Since sqlplus allows you to connect to 11.2.0.4 with more than 150 default roles (but only enabling the "first" 150), and SQL Developer (using JDBC connectivity) does not, you may have a case for logging a bug against the JDBC driver.
My advice would be to investigate if changing to a different version of the JDBC driver helps. For example, if you are using SQL Developer 18.3 with the default JDBC (Thin) driver, try configuring Preferences -> Database -> Advance to enable an OCI/Thick driver using an installed Oracle Home or Instant client. If you have already configured an Oracle client, whether Thin or Thick, that is not 18.3, then upgrade to 18.3. If none of these work, log an SR with MOS and try to get a bug logged against JDBC.

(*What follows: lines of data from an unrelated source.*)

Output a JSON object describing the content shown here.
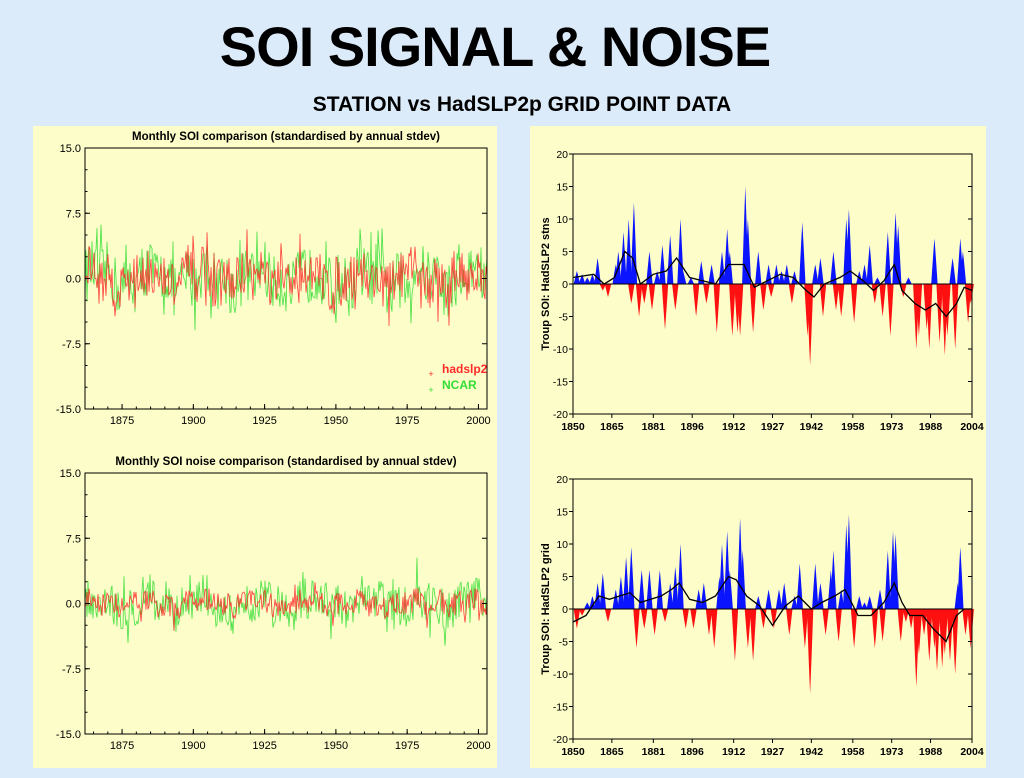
{
  "slide": {
    "title": "SOI SIGNAL & NOISE",
    "subtitle": "STATION vs HadSLP2p GRID POINT DATA"
  },
  "colors": {
    "background": "#dcebfa",
    "panel": "#fdfdc9",
    "hadslp2": "#ff2a2a",
    "ncar": "#33dd33",
    "positive": "#0a14ff",
    "negative": "#ff1010",
    "smooth": "#000000"
  },
  "chart_data": [
    {
      "id": "monthly-soi-comparison",
      "type": "line",
      "title": "Monthly SOI comparison (standardised by annual stdev)",
      "xlim": [
        1862,
        2003
      ],
      "ylim": [
        -15,
        15
      ],
      "yticks": [
        "15.0",
        "7.5",
        "0.0",
        "-7.5",
        "-15.0"
      ],
      "xticks": [
        "1875",
        "1900",
        "1925",
        "1950",
        "1975",
        "2000"
      ],
      "legend": {
        "position": "bottom-right",
        "entries": [
          "hadslp2",
          "NCAR"
        ]
      },
      "series": [
        {
          "name": "hadslp2",
          "color": "#ff2a2a",
          "amplitude": 5
        },
        {
          "name": "NCAR",
          "color": "#33dd33",
          "amplitude": 6
        }
      ]
    },
    {
      "id": "monthly-soi-noise-comparison",
      "type": "line",
      "title": "Monthly SOI noise comparison (standardised by annual stdev)",
      "xlim": [
        1862,
        2003
      ],
      "ylim": [
        -15,
        15
      ],
      "yticks": [
        "15.0",
        "7.5",
        "0.0",
        "-7.5",
        "-15.0"
      ],
      "xticks": [
        "1875",
        "1900",
        "1925",
        "1950",
        "1975",
        "2000"
      ],
      "series": [
        {
          "name": "hadslp2",
          "color": "#ff2a2a",
          "amplitude": 2.5
        },
        {
          "name": "NCAR",
          "color": "#33dd33",
          "amplitude": 4.5
        }
      ]
    },
    {
      "id": "troup-soi-stns",
      "type": "area",
      "ylabel": "Troup SOI: HadSLP2 stns",
      "xlim": [
        1850,
        2004
      ],
      "ylim": [
        -20,
        20
      ],
      "yticks": [
        "20",
        "15",
        "10",
        "5",
        "0",
        "-5",
        "-10",
        "-15",
        "-20"
      ],
      "xticks": [
        "1850",
        "1865",
        "1881",
        "1896",
        "1912",
        "1927",
        "1942",
        "1958",
        "1973",
        "1988",
        "2004"
      ],
      "peaks": [
        [
          1851,
          2
        ],
        [
          1853,
          1.5
        ],
        [
          1855,
          1
        ],
        [
          1857,
          1.5
        ],
        [
          1859,
          4
        ],
        [
          1861,
          -1
        ],
        [
          1863,
          -2
        ],
        [
          1866,
          3
        ],
        [
          1867,
          5
        ],
        [
          1869,
          8
        ],
        [
          1871,
          10
        ],
        [
          1872,
          -3
        ],
        [
          1873,
          12.5
        ],
        [
          1875,
          -5
        ],
        [
          1877,
          -3
        ],
        [
          1879,
          5
        ],
        [
          1880,
          -4
        ],
        [
          1882,
          2
        ],
        [
          1884,
          6
        ],
        [
          1885,
          -7
        ],
        [
          1887,
          7.5
        ],
        [
          1889,
          -4
        ],
        [
          1891,
          10
        ],
        [
          1892,
          2
        ],
        [
          1895,
          1
        ],
        [
          1897,
          -5
        ],
        [
          1899,
          3.5
        ],
        [
          1901,
          -3
        ],
        [
          1903,
          3
        ],
        [
          1905,
          -7.5
        ],
        [
          1907,
          5
        ],
        [
          1909,
          8.5
        ],
        [
          1910,
          5
        ],
        [
          1911,
          -8
        ],
        [
          1913,
          -7.5
        ],
        [
          1914,
          -8
        ],
        [
          1916,
          15
        ],
        [
          1917,
          10
        ],
        [
          1919,
          -7.5
        ],
        [
          1921,
          5
        ],
        [
          1923,
          -4
        ],
        [
          1925,
          3
        ],
        [
          1926,
          -2
        ],
        [
          1928,
          3
        ],
        [
          1930,
          2
        ],
        [
          1932,
          3
        ],
        [
          1934,
          -3
        ],
        [
          1935,
          2
        ],
        [
          1938,
          9.5
        ],
        [
          1940,
          -8
        ],
        [
          1941,
          -12.5
        ],
        [
          1943,
          3
        ],
        [
          1945,
          4
        ],
        [
          1946,
          -5
        ],
        [
          1950,
          5
        ],
        [
          1951,
          -4
        ],
        [
          1953,
          -5
        ],
        [
          1955,
          10
        ],
        [
          1956,
          11.5
        ],
        [
          1958,
          -6
        ],
        [
          1960,
          2
        ],
        [
          1962,
          3
        ],
        [
          1964,
          6
        ],
        [
          1966,
          -3
        ],
        [
          1967,
          1
        ],
        [
          1969,
          -5
        ],
        [
          1971,
          8
        ],
        [
          1972,
          -8
        ],
        [
          1974,
          11
        ],
        [
          1975,
          9
        ],
        [
          1977,
          -2
        ],
        [
          1979,
          1
        ],
        [
          1982,
          -10
        ],
        [
          1983,
          -8
        ],
        [
          1986,
          -7
        ],
        [
          1987,
          -10
        ],
        [
          1989,
          7
        ],
        [
          1991,
          -9
        ],
        [
          1993,
          -11
        ],
        [
          1994,
          -8
        ],
        [
          1996,
          4
        ],
        [
          1997,
          -10
        ],
        [
          1999,
          7
        ],
        [
          2000,
          5
        ],
        [
          2002,
          -6
        ],
        [
          2003,
          -3
        ]
      ],
      "smooth": [
        [
          1850,
          1
        ],
        [
          1858,
          1.5
        ],
        [
          1862,
          0
        ],
        [
          1866,
          1
        ],
        [
          1870,
          5
        ],
        [
          1873,
          4
        ],
        [
          1876,
          0
        ],
        [
          1881,
          1.5
        ],
        [
          1886,
          2
        ],
        [
          1890,
          4
        ],
        [
          1895,
          1
        ],
        [
          1900,
          0.5
        ],
        [
          1905,
          0
        ],
        [
          1910,
          3
        ],
        [
          1913,
          3
        ],
        [
          1916,
          3
        ],
        [
          1920,
          -0.5
        ],
        [
          1925,
          0.5
        ],
        [
          1930,
          1.5
        ],
        [
          1935,
          1
        ],
        [
          1940,
          -1
        ],
        [
          1943,
          -2
        ],
        [
          1947,
          0
        ],
        [
          1953,
          1
        ],
        [
          1957,
          2
        ],
        [
          1962,
          0.5
        ],
        [
          1966,
          -1
        ],
        [
          1970,
          0.5
        ],
        [
          1974,
          3
        ],
        [
          1977,
          -1
        ],
        [
          1982,
          -3
        ],
        [
          1986,
          -4
        ],
        [
          1990,
          -3
        ],
        [
          1994,
          -5
        ],
        [
          1998,
          -3
        ],
        [
          2001,
          -0.5
        ],
        [
          2004,
          -1
        ]
      ]
    },
    {
      "id": "troup-soi-grid",
      "type": "area",
      "ylabel": "Troup SOI: HadSLP2 grid",
      "xlim": [
        1850,
        2004
      ],
      "ylim": [
        -20,
        20
      ],
      "yticks": [
        "20",
        "15",
        "10",
        "5",
        "0",
        "-5",
        "-10",
        "-15",
        "-20"
      ],
      "xticks": [
        "1850",
        "1865",
        "1881",
        "1896",
        "1912",
        "1927",
        "1942",
        "1958",
        "1973",
        "1988",
        "2004"
      ],
      "peaks": [
        [
          1851,
          -3
        ],
        [
          1853,
          -1
        ],
        [
          1855,
          1
        ],
        [
          1857,
          2
        ],
        [
          1859,
          4
        ],
        [
          1861,
          5.5
        ],
        [
          1863,
          -2
        ],
        [
          1866,
          3
        ],
        [
          1868,
          5
        ],
        [
          1870,
          8
        ],
        [
          1872,
          9.5
        ],
        [
          1874,
          -6
        ],
        [
          1876,
          6
        ],
        [
          1877,
          -3
        ],
        [
          1879,
          6
        ],
        [
          1881,
          -4
        ],
        [
          1883,
          6
        ],
        [
          1885,
          -2
        ],
        [
          1887,
          4
        ],
        [
          1889,
          6.5
        ],
        [
          1891,
          10
        ],
        [
          1893,
          -3
        ],
        [
          1896,
          -3
        ],
        [
          1898,
          3
        ],
        [
          1900,
          4
        ],
        [
          1902,
          -4
        ],
        [
          1904,
          -6
        ],
        [
          1906,
          5
        ],
        [
          1907,
          10
        ],
        [
          1909,
          12
        ],
        [
          1910,
          6
        ],
        [
          1912,
          -8
        ],
        [
          1914,
          14
        ],
        [
          1915,
          9
        ],
        [
          1917,
          -6
        ],
        [
          1919,
          -8
        ],
        [
          1921,
          2
        ],
        [
          1923,
          -3
        ],
        [
          1925,
          3
        ],
        [
          1927,
          -3
        ],
        [
          1929,
          3
        ],
        [
          1931,
          4
        ],
        [
          1933,
          -4
        ],
        [
          1935,
          2
        ],
        [
          1937,
          7
        ],
        [
          1939,
          -6
        ],
        [
          1941,
          -13
        ],
        [
          1943,
          7
        ],
        [
          1945,
          4
        ],
        [
          1947,
          -4
        ],
        [
          1949,
          6
        ],
        [
          1950,
          9
        ],
        [
          1952,
          -5
        ],
        [
          1953,
          3
        ],
        [
          1955,
          13
        ],
        [
          1956,
          14.5
        ],
        [
          1958,
          -6
        ],
        [
          1960,
          2
        ],
        [
          1962,
          1
        ],
        [
          1964,
          2
        ],
        [
          1966,
          -6
        ],
        [
          1968,
          3
        ],
        [
          1969,
          -5
        ],
        [
          1971,
          9
        ],
        [
          1973,
          12
        ],
        [
          1974,
          11.5
        ],
        [
          1976,
          -5
        ],
        [
          1978,
          -2
        ],
        [
          1980,
          -3
        ],
        [
          1982,
          -12
        ],
        [
          1983,
          -7
        ],
        [
          1985,
          -4
        ],
        [
          1987,
          -8
        ],
        [
          1989,
          -6
        ],
        [
          1990,
          -9.5
        ],
        [
          1992,
          -9
        ],
        [
          1993,
          -7
        ],
        [
          1995,
          -8
        ],
        [
          1997,
          -10
        ],
        [
          1998,
          4
        ],
        [
          1999,
          9.5
        ],
        [
          2001,
          -4
        ],
        [
          2003,
          -6
        ]
      ],
      "smooth": [
        [
          1850,
          -2
        ],
        [
          1855,
          -1
        ],
        [
          1860,
          2
        ],
        [
          1864,
          1.5
        ],
        [
          1868,
          2
        ],
        [
          1872,
          2.5
        ],
        [
          1876,
          1
        ],
        [
          1880,
          1.5
        ],
        [
          1884,
          2
        ],
        [
          1888,
          3
        ],
        [
          1891,
          4
        ],
        [
          1895,
          1.5
        ],
        [
          1900,
          1
        ],
        [
          1905,
          2
        ],
        [
          1910,
          5
        ],
        [
          1913,
          4.5
        ],
        [
          1917,
          2
        ],
        [
          1922,
          0.5
        ],
        [
          1927,
          -2.5
        ],
        [
          1932,
          0.5
        ],
        [
          1937,
          2
        ],
        [
          1942,
          0
        ],
        [
          1946,
          1
        ],
        [
          1951,
          2
        ],
        [
          1955,
          3
        ],
        [
          1960,
          -1
        ],
        [
          1965,
          -1
        ],
        [
          1970,
          1
        ],
        [
          1974,
          4
        ],
        [
          1977,
          1
        ],
        [
          1980,
          -1
        ],
        [
          1985,
          -1
        ],
        [
          1989,
          -3
        ],
        [
          1994,
          -5
        ],
        [
          1998,
          -1
        ],
        [
          2001,
          0
        ],
        [
          2004,
          0
        ]
      ]
    }
  ]
}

Anyway, if some users actually require more than 148 roles (+ PUBLIC and their own role) to be enabled, then your organization has gone wildly against any kind of best practices. This is a wake-up call to begin rethinking roles and privileges in your organization. Here is a link to the Oracle documentation for MAX_ENABLED_ROLES in 9i R2: https://docs.oracle.com/cd/B10501_01/server.920/a96536/ch1110.htm. At least since 9i R2 the limit has been 148 (possibly true of 8i, too). And 10g R2 (where the deprecation began, if not even earlier in 10g R1) was released back in July of 2005.
This is not a technical issue for you to try to work out on your own. It is a management issue. Involve managers. My 2 cents.
Best wishes on getting some resolution for this, whether internal to your org or from Oracle Support.